Film Review: Eddie the Eagle

Eddie the Eagle is showing at Plymouth Arts Centre cinema from 29 Apr – 05 May 2016. 

Michael ‘Eddie’ Edwards (Taron Egerton) is every parent’s nightmare: he has aspirations far beyond his abilities. As a child he is fascinated by the Olympic Games, and he tries out different sports using any materials to hand – from weightlifting using pots of paint hanging on either end of a yard brush to improvised hurdles – with equally disastrous consequences.

As a teenager, he changes his ambitions to the Winter Games and becomes skilled at skiing but his hopes are dashed by the stuffy British Olympic Association officials who do not pick him for the team. This leads him on his personal quest to become a ski jumper, as Britain doesn’t have a team for that sport and the rules to enter it haven’t changed for decades.

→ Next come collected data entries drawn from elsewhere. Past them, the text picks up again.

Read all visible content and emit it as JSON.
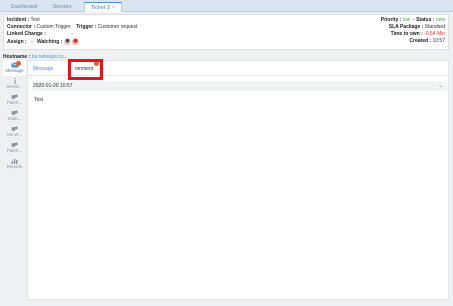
{
  "tabs": [
    {
      "label": "Dashboard"
    },
    {
      "label": "Servers"
    },
    {
      "label": "Ticket 2",
      "close": "×"
    }
  ],
  "header": {
    "incident_label": "Incident :",
    "incident_value": "Test",
    "connector_label": "Connector :",
    "connector_value": "Custom Trigger",
    "trigger_label": "Trigger :",
    "trigger_value": "Customer request",
    "linked_label": "Linked Change :",
    "linked_value": "-",
    "assign_label": "Assign :",
    "assign_value": "-",
    "watching_label": "Watching :",
    "priority_label": "Priority :",
    "priority_value": "low",
    "status_label": "Status :",
    "status_value": "new",
    "sla_label": "SLA Package :",
    "sla_value": "Standard",
    "tto_label": "Time to own :",
    "tto_value": "-0.54 Min",
    "created_label": "Created :",
    "created_value": "10:57"
  },
  "hostname": {
    "label": "Hostname :",
    "value": "lra.netways.co..."
  },
  "sidebar": {
    "items": [
      {
        "label": "Message",
        "icon": "envelope-icon"
      },
      {
        "label": "Servic...",
        "icon": "info-icon"
      },
      {
        "label": "Patch...",
        "icon": "gear-icon"
      },
      {
        "label": "Zabb...",
        "icon": "gear-icon"
      },
      {
        "label": "Ms W...",
        "icon": "gear-icon"
      },
      {
        "label": "Patch...",
        "icon": "gear-icon"
      },
      {
        "label": "Reports",
        "icon": "bar-chart-icon"
      }
    ]
  },
  "subtabs": {
    "message": "Message",
    "comment": "omment"
  },
  "entry": {
    "date": "2020-01-20 10:57",
    "chevron": "⌄",
    "body": "Test"
  },
  "colors": {
    "accent": "#4a90d9",
    "highlight": "#e3141c",
    "green": "#3bb54a",
    "red": "#e0322b"
  }
}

There is a great British tradition of underdog films from World War Two heroes who go against tremendous odds to beat or outwit the enemy, to the likes of Chariots of Fire, Kes, Educating Rita, The Full Monty, Brassed Off, Calendar Girls to Billy Elliot that feature individuals or groups who transcend all obstacles to realise their dreams. Most of all Eddie the Eagle is like a British version of Cool Runnings, which is a comic take on the tribulations that befell the Jamaican bobsleigh team who competed at the 1988 Winter Olympics, in Calgary, Canada. This is the same event where Eddie competes for Britain, and the film neatly includes a BBC TV commentator (Jim Broadbent) who mentions them and coins the term Eddie ‘The Eagle’.

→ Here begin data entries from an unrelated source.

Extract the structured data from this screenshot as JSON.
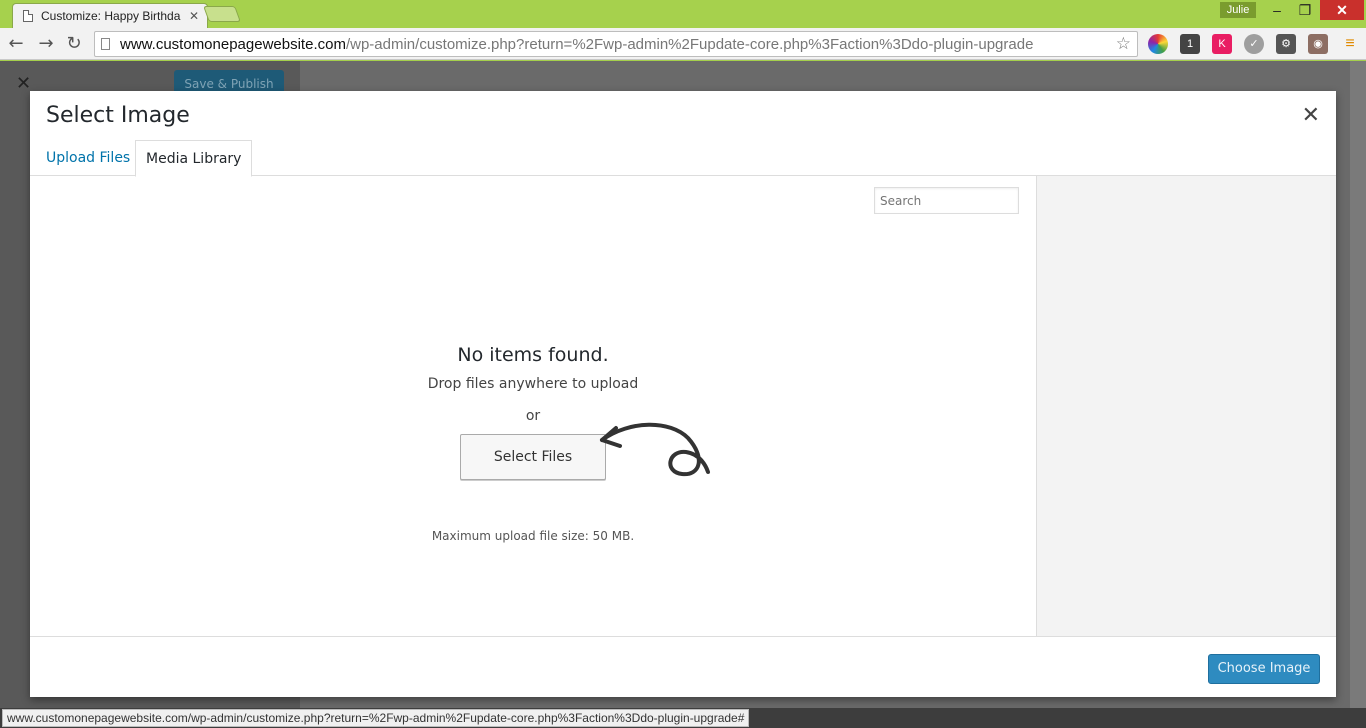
{
  "browser": {
    "tab_title": "Customize: Happy Birthda",
    "user_badge": "Julie",
    "url_host": "www.customonepagewebsite.com",
    "url_path": "/wp-admin/customize.php?return=%2Fwp-admin%2Fupdate-core.php%3Faction%3Ddo-plugin-upgrade",
    "status_url": "www.customonepagewebsite.com/wp-admin/customize.php?return=%2Fwp-admin%2Fupdate-core.php%3Faction%3Ddo-plugin-upgrade#"
  },
  "underlay": {
    "publish_label": "Save & Publish"
  },
  "modal": {
    "title": "Select Image",
    "tabs": [
      {
        "label": "Upload Files"
      },
      {
        "label": "Media Library"
      }
    ],
    "search_placeholder": "Search",
    "empty": {
      "heading": "No items found.",
      "drop_text": "Drop files anywhere to upload",
      "or_text": "or",
      "select_button": "Select Files",
      "max_size": "Maximum upload file size: 50 MB."
    },
    "choose_button": "Choose Image"
  }
}
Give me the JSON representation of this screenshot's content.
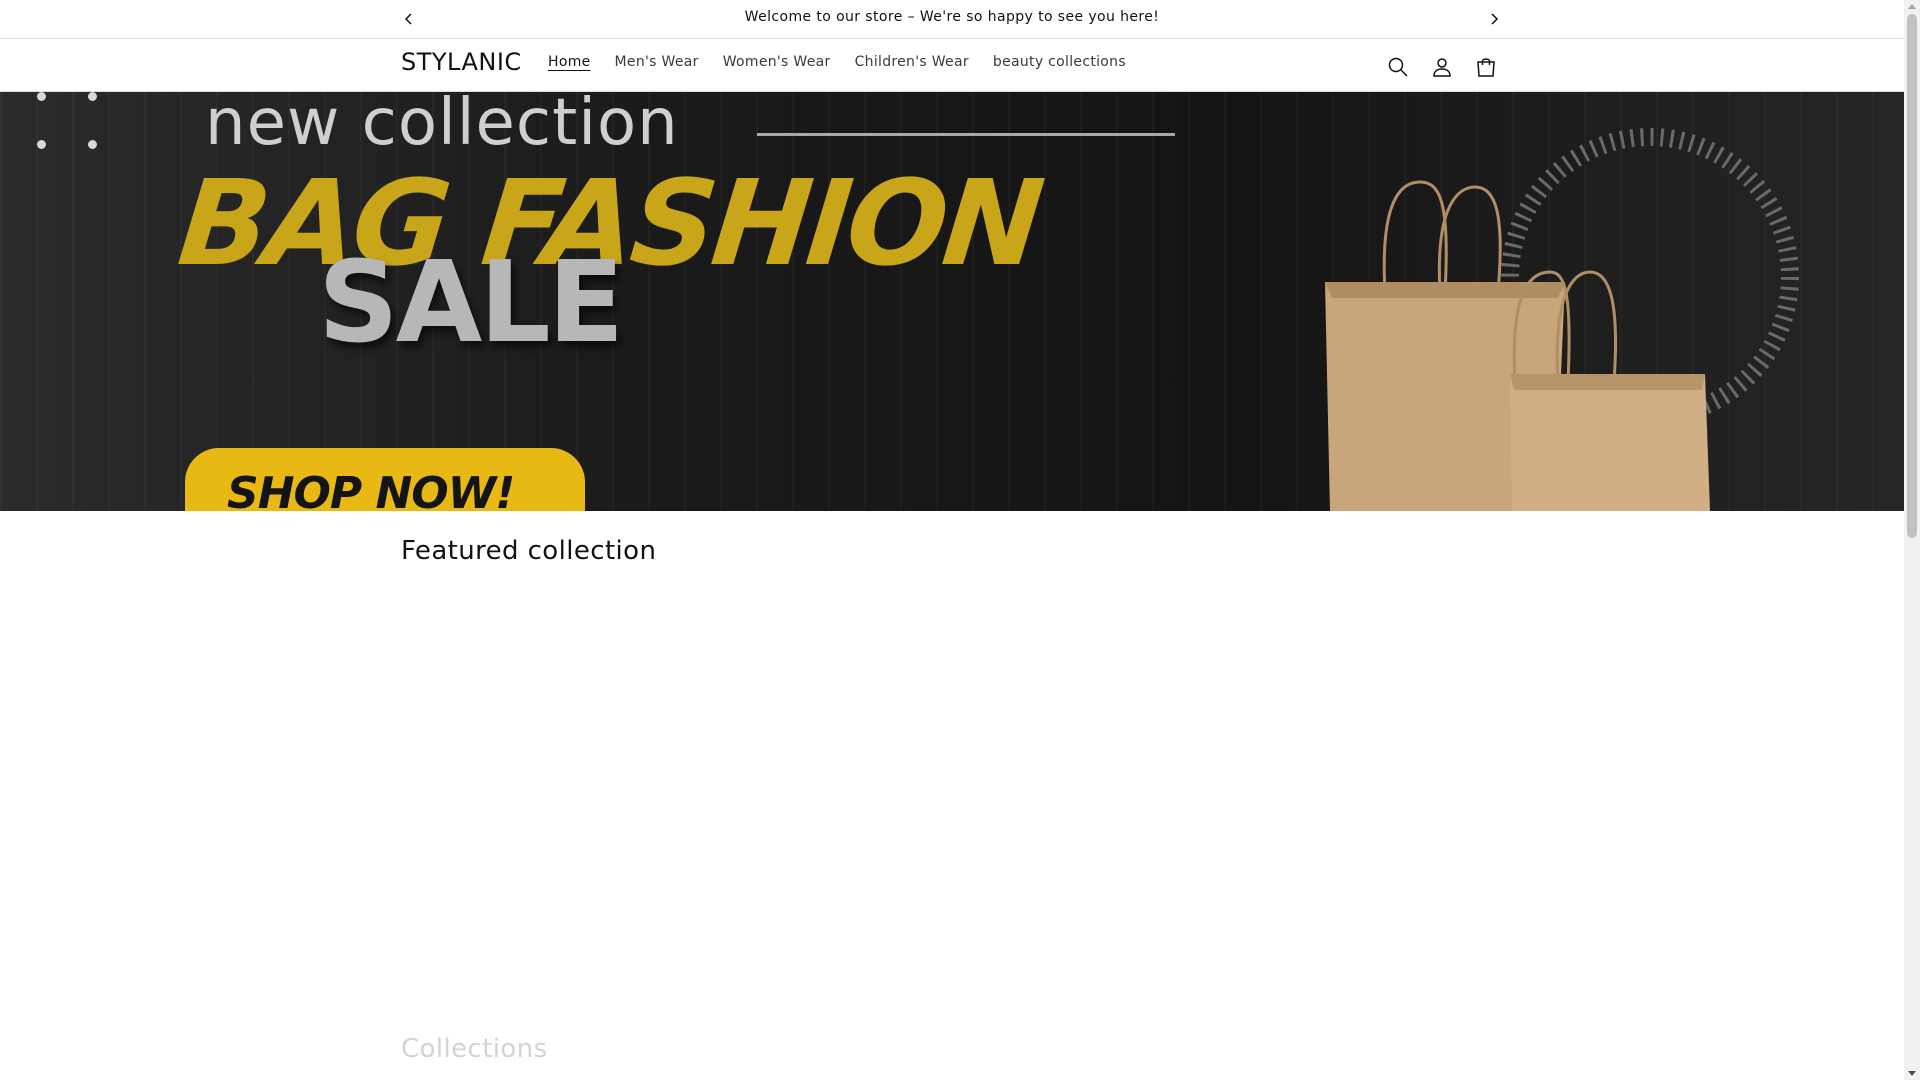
{
  "announcement": {
    "message": "Welcome to our store – We're so happy to see you here!",
    "prev_icon": "chevron-left-icon",
    "next_icon": "chevron-right-icon"
  },
  "header": {
    "logo": "STYLANIC",
    "nav": [
      {
        "label": "Home",
        "active": true
      },
      {
        "label": "Men's Wear",
        "active": false
      },
      {
        "label": "Women's Wear",
        "active": false
      },
      {
        "label": "Children's Wear",
        "active": false
      },
      {
        "label": "beauty collections",
        "active": false
      }
    ],
    "icons": [
      "search-icon",
      "account-icon",
      "cart-icon"
    ]
  },
  "banner": {
    "eyebrow": "new collection",
    "headline": "BAG FASHION",
    "subheadline": "SALE",
    "cta": "SHOP NOW!",
    "colors": {
      "headline": "#c9a619",
      "cta_bg": "#e8b915",
      "background": "#1a1a1a"
    }
  },
  "featured": {
    "title": "Featured collection"
  },
  "collections": {
    "title": "Collections"
  }
}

Like Cool Runnings, Eddie the Eagle has a disgraced American act as a coach for him. Bronson Peary (Hugh Jackman) originally mocks Eddie’s ambition to be a ski jumper but he soon realises that Eddie is not going to give up his dream. Their relationship creates a number of humorous scenes involving rather unusual training techniques. Not surprisingly, the well organised Norwegian team are disdainful of Eddie, as are the British teams at Calgary who think he is a joke.

Eddie is impervious to the criticisms, and is deaf to the pleading from his Dad (Keith Allen) that he should set his sights on a proper job. Aided by his Mother (Jo Hartley), he blithely drives off in his Dad’s clapped out van with his parent’s savings to achieve his dream.

You can’t help but admire Eddie’s sheer determination, especially since the film shows how high and dangerous these ski jumps are! It’s enough to give you vertigo looking down the ‘nursery’ 40m slope, and as for the 70 and 90m slopes they are literally lethal.

It is loosely based on facts but that doesn’t matter, all-in-all this is a feel-good film that takes you on a thrilling and hilarious ride over the highs and lows of the early career of this legendary British sporting ‘hero’ who embodied the spirit if not the achievements of the Olympic ideal.